Jocelyn set up the system at the beginning of December so families could book visits for Christmas. The care centre brought on extra staff for the holidays to get as many families in to see their loved ones as possible.
“We were doing video chats with FaceTime and Facebook. The feedback we’ve been getting is phenomenal, really just phenomenal,” she says. “It’s great. It’s better than nothing, but it’s nothing like seeing your relative face-to-face, even if it’s behind glass.”
Angela began FaceTime meetings with her father three years ago. For a while, he lived just down the hall from his wife (Angela’s mother) in the same facility. Angela says she bought the tablet for Dave with the idea of keeping an eye on her mother, who lived with dementia leading up to her death in 2019.
“Because of that iPad, I didn’t feel like I hadn’t seen him, even though I hadn’t physically been in his presence since August,” she says. “I may have not been playing games with him like I would have in person, but I did feel like I was spending time with him.”
Dave lived a quiet life and enjoyed being outside. In his final years, from the comfort of his recliner, he would gaze into the pastoral scene beyond his picture window, spotting foxes and cows near an old barn in the field. Angela recalls him being a big sunset guy. He would sit for hours watching the sky melt into the darkness. Angela shares in that love of the outdoors. Her solo camping trips often brought her out to Grand Beach Provincial Park.
However, she wasn’t alone. Not really.
“In the evenings, I would call him up, and we would watch the sunset together.
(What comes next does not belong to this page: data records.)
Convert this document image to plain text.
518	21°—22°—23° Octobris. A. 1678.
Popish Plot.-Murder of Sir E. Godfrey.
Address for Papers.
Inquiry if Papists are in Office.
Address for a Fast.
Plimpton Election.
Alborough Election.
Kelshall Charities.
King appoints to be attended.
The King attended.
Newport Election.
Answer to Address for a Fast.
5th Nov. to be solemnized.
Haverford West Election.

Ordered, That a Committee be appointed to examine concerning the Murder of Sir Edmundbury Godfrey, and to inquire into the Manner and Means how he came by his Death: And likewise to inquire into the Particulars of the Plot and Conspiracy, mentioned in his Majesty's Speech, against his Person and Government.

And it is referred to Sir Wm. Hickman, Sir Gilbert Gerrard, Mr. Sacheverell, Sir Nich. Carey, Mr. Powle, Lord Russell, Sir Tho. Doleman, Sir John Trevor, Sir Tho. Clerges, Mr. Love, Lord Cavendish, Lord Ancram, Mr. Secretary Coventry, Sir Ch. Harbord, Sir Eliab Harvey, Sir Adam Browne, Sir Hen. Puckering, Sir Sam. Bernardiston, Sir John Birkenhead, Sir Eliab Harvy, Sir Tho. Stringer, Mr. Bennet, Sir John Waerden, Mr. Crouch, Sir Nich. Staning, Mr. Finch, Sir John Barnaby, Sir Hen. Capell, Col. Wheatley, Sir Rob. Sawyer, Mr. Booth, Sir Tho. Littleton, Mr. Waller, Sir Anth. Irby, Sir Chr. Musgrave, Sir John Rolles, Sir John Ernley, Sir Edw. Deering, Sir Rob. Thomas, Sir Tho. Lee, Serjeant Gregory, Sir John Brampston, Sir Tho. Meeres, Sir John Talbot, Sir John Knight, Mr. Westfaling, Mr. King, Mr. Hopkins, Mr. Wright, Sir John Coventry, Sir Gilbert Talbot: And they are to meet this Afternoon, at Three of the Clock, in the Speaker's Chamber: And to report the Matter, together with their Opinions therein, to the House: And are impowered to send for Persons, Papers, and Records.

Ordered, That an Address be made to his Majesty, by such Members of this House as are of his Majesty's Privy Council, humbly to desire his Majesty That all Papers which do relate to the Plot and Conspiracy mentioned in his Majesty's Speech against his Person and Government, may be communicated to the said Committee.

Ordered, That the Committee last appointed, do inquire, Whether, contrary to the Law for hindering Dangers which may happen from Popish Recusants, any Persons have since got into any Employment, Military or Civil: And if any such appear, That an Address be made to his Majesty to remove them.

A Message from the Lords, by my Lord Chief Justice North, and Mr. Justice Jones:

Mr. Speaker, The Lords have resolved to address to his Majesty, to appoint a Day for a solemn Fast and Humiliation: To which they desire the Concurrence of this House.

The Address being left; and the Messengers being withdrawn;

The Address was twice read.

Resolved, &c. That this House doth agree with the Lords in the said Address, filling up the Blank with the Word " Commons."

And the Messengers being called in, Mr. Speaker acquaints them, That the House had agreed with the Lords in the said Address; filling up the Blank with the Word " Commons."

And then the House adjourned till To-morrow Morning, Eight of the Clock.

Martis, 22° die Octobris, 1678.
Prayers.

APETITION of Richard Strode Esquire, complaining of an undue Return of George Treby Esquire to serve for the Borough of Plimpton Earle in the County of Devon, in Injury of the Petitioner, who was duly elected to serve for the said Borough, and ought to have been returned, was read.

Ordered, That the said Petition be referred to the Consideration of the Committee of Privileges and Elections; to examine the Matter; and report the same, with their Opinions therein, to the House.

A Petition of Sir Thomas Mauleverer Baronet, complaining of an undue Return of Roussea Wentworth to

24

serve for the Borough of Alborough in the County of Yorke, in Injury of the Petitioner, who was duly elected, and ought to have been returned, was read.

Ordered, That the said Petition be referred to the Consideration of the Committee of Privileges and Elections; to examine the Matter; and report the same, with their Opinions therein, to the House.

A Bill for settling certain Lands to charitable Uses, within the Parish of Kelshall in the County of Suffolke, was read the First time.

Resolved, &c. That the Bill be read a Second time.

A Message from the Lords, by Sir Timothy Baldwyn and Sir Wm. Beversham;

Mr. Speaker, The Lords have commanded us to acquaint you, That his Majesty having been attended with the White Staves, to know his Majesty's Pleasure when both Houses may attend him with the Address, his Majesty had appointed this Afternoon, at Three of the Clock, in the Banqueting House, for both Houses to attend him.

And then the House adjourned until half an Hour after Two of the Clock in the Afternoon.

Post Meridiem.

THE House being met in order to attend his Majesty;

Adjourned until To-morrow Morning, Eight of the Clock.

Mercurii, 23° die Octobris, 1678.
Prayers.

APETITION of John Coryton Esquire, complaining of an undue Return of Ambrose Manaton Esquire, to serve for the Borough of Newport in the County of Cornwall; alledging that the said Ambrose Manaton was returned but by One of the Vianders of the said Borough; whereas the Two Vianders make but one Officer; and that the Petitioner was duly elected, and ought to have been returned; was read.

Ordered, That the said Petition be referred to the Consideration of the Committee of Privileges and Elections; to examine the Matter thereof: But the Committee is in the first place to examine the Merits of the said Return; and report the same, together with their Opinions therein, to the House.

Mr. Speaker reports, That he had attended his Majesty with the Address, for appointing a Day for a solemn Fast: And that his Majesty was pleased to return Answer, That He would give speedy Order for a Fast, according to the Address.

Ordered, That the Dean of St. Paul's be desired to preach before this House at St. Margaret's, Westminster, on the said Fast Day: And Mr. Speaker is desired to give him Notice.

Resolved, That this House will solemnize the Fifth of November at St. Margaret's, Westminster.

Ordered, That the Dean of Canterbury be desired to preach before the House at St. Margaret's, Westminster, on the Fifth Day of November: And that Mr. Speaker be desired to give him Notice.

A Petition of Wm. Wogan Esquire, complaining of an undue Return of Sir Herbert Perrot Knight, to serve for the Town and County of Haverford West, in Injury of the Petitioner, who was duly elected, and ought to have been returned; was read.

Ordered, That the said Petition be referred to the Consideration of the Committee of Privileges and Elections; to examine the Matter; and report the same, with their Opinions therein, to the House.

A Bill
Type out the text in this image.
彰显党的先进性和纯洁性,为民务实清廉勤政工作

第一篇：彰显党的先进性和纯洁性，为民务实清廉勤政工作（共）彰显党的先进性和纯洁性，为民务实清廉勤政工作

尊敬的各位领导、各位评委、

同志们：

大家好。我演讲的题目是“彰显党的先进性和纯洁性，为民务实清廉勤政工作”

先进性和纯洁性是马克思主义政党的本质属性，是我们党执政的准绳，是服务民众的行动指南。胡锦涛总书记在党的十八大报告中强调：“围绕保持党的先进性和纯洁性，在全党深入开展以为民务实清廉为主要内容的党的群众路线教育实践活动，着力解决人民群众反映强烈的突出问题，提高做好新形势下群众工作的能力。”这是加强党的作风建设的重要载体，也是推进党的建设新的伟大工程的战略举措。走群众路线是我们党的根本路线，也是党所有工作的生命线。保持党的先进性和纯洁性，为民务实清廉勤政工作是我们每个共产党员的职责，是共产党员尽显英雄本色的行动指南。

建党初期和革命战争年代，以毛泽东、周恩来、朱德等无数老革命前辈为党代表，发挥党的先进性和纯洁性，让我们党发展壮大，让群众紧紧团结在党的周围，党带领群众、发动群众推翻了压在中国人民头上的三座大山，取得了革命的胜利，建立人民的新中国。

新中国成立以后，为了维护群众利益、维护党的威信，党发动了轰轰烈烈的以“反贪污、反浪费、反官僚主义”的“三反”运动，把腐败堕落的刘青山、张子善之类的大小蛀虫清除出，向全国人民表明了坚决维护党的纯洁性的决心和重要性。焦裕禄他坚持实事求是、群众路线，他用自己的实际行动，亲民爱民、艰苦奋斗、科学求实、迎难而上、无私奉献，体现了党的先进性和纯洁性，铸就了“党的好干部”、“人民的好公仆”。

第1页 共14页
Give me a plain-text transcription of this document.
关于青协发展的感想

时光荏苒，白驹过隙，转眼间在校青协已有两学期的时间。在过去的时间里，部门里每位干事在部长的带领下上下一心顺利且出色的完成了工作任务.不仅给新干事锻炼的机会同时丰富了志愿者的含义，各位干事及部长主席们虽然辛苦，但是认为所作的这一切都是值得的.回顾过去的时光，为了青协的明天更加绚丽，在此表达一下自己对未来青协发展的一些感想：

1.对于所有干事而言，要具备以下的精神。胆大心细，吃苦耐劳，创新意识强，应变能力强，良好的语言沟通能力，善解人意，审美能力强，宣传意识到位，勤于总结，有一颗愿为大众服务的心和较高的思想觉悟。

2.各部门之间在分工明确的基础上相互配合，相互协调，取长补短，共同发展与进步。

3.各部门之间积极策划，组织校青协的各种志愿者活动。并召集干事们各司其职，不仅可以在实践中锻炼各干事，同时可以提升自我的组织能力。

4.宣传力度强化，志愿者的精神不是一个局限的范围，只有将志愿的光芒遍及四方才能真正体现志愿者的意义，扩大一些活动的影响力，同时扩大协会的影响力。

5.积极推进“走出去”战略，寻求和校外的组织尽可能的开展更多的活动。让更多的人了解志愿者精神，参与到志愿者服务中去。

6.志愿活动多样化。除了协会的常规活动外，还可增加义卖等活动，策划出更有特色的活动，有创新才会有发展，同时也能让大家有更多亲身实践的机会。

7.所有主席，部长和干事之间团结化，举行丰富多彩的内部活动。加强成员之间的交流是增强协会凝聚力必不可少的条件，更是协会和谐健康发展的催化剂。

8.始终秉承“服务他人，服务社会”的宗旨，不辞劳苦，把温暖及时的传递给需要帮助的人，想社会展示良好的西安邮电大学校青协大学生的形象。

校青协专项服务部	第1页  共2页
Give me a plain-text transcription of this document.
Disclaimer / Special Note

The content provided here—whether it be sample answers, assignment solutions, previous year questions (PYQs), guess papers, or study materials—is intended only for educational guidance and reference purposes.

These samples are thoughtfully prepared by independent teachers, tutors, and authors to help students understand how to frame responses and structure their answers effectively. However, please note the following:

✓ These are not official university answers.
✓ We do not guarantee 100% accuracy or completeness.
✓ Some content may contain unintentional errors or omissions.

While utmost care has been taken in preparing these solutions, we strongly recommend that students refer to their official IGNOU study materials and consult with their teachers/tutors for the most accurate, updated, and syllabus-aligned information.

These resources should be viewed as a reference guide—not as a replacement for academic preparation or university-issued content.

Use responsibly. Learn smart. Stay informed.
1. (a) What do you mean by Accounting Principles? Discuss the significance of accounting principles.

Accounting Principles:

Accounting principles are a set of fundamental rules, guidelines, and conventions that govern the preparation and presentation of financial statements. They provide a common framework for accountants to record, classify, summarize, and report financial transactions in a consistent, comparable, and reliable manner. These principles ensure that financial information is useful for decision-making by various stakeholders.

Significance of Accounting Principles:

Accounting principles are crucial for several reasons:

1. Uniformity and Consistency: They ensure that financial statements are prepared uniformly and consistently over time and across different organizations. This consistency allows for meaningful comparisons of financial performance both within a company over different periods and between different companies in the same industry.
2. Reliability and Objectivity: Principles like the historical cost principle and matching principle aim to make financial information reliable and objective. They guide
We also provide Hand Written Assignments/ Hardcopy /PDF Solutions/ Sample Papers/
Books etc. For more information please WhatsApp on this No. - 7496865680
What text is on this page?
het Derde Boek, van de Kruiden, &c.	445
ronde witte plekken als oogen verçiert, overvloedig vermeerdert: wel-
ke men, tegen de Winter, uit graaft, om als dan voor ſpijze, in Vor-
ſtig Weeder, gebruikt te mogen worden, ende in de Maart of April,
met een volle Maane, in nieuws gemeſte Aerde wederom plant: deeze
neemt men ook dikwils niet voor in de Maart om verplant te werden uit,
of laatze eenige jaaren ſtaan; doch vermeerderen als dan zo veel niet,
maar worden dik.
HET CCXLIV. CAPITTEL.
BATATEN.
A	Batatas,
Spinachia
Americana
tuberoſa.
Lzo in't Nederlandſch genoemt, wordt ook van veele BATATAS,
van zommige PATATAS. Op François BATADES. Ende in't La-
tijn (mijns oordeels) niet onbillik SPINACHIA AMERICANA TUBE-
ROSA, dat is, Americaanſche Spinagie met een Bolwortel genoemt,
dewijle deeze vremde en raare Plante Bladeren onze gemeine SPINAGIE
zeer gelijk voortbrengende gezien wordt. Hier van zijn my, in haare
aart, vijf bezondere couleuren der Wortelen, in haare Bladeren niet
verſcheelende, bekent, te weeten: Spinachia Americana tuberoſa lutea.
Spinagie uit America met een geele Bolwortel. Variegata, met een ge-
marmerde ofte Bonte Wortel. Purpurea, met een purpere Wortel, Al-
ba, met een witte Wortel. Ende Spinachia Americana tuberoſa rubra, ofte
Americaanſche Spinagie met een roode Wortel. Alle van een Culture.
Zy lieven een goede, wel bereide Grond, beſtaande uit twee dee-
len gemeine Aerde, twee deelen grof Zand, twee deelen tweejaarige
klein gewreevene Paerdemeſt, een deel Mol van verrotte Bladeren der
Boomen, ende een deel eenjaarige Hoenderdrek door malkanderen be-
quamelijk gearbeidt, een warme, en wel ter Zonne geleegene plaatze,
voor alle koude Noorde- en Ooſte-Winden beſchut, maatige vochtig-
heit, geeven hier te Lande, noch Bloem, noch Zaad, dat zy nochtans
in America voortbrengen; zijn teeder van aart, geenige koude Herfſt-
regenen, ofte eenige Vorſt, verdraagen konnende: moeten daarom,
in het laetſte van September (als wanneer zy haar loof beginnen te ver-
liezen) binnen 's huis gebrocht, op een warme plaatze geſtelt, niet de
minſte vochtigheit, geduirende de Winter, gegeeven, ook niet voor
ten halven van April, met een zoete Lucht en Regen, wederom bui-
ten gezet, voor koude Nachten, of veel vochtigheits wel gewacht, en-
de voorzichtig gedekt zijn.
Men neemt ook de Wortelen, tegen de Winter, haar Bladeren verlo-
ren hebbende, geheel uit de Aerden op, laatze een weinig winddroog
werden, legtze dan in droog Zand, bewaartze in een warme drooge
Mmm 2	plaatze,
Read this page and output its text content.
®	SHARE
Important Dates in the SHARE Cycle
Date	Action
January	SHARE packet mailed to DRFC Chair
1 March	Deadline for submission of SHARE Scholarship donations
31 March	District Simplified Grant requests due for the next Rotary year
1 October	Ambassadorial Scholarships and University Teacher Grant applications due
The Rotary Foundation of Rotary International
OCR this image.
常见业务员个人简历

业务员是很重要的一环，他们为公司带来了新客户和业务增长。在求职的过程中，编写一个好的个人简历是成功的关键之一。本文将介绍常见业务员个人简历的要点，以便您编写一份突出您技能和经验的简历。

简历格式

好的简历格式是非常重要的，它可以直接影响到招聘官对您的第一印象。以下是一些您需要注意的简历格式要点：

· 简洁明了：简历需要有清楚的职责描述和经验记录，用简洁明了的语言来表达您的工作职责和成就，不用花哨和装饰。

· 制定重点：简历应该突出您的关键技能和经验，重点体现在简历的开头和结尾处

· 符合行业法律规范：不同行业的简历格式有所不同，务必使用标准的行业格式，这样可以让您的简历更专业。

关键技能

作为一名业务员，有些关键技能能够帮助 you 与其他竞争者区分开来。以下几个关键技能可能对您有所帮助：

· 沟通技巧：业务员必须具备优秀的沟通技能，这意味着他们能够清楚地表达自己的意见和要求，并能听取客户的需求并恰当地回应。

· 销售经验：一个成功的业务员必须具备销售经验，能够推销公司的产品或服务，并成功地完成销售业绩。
We’d sit by the campfire, and I would put (the phone), so it was facing the fire, so we could watch the fire and pretend he was out camping.”
Presently, needles prick the biceps of PCH residents across the province—administering life-saving antibodies. It remains to be seen whether the recently exposed fault lines in our long-term care system will have staying power in the collective consciousness. Aging is inevitable; it’s out of our control. But we can control how we choose to support people living in care.